前回は発電機に触れましたが燃料が無ければもちろん動きません。燃料の備蓄は重要な災害対策となります。
政府の見解として、各自治体に「非常用発電機の購入と燃料の備蓄等による非常用電力確保をしなさい」とありますが、これは目標というよりは絶対的な条件かもしれません。人命救助の観点から重要な72時間は外部からの供給なしで非常用電源を稼働可能とする措置が望ましく、また停電の長期化に備え、1週間程度は災害対応に支障がでないよう準備することが望ましくなります。その際軽油や重油等の燃料の備蓄等は消防法建築基準法等により制限される場合もあるため、あらかじめ燃料販売事業者等との優先供給に関する協定の締結等も検討となります。つまり、72時間は外部からの供給なしで非常用電源を稼働可能とすることが重要になります。
消防庁では地方公共団体に対し、早急にこの取り組みを進め、2020年度までに完了させるよう次の通知を出しています。

  1. 非常用電源の整備を図ること
  2. 非常用電源については72時間稼働できるよう燃料等を備蓄しておくこと
  3. 非常用電源については浸水や地震に備えた対策を講じること

とあります。
奈良県を一例として挙げると、奈良県と奈良県石油商業組合とは災害時等における燃料供給等に関し、県内で災害が発生した場合または発生するおそれが生じた場合において、被災者および避難者に対する救援の円滑化を図るため、燃料等の優先供給を円滑に行うことを目的として協定を結んでいます。
一方で自治体などには頼らず「個人」や「集合住宅」としても取り組みをしておくことをお勧めします。固形燃料、カセットボンベ、灯油などです。例えばキャンプなどのアウトドアでの調理に使用できる固形燃料は災害時において有効に使用できます。最近の固形燃料タイプはある程度の回数の飯ごう炊飯が可能な火力と耐久力を持っていて、特に災害時に火の調達が難しいとき、長時間燃焼可能なタイプは重宝します。長時間燃焼により寒いときは暖もとれ、温かい飲み物や食べ物は体をとても楽にし、安らぎを与えてくれます。固形燃料は比較的安全で備蓄にも適していると思います。

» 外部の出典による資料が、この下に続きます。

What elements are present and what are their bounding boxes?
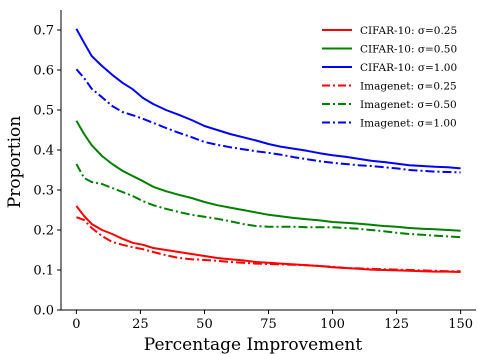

燃料といえば、自動車のガソリンもそうです。最近でも台風15号に伴う千葉県の停電に休業するガソリンスタンドが多い中、営業しているガソリンスタンドには大行列ができました。私たちの日常生活に、自動車のガソリンや軽油、暖房用の灯油などの燃焼は欠かせません。停電になってもガソリンスタンドが営業できるように自家発電設備を持ち、災害時でも住民向けに燃料供給を続けられる給油所「住民拠点SS(サービスステーション)」の整備が全国で進められています。日ごろから近くの住民拠点SSの場所を知っておきましょう。
燃料備蓄は法律や危険性との整合もありますが最低限生き延びるための必要な備蓄です。十分な注意と管理による備蓄が必要となります。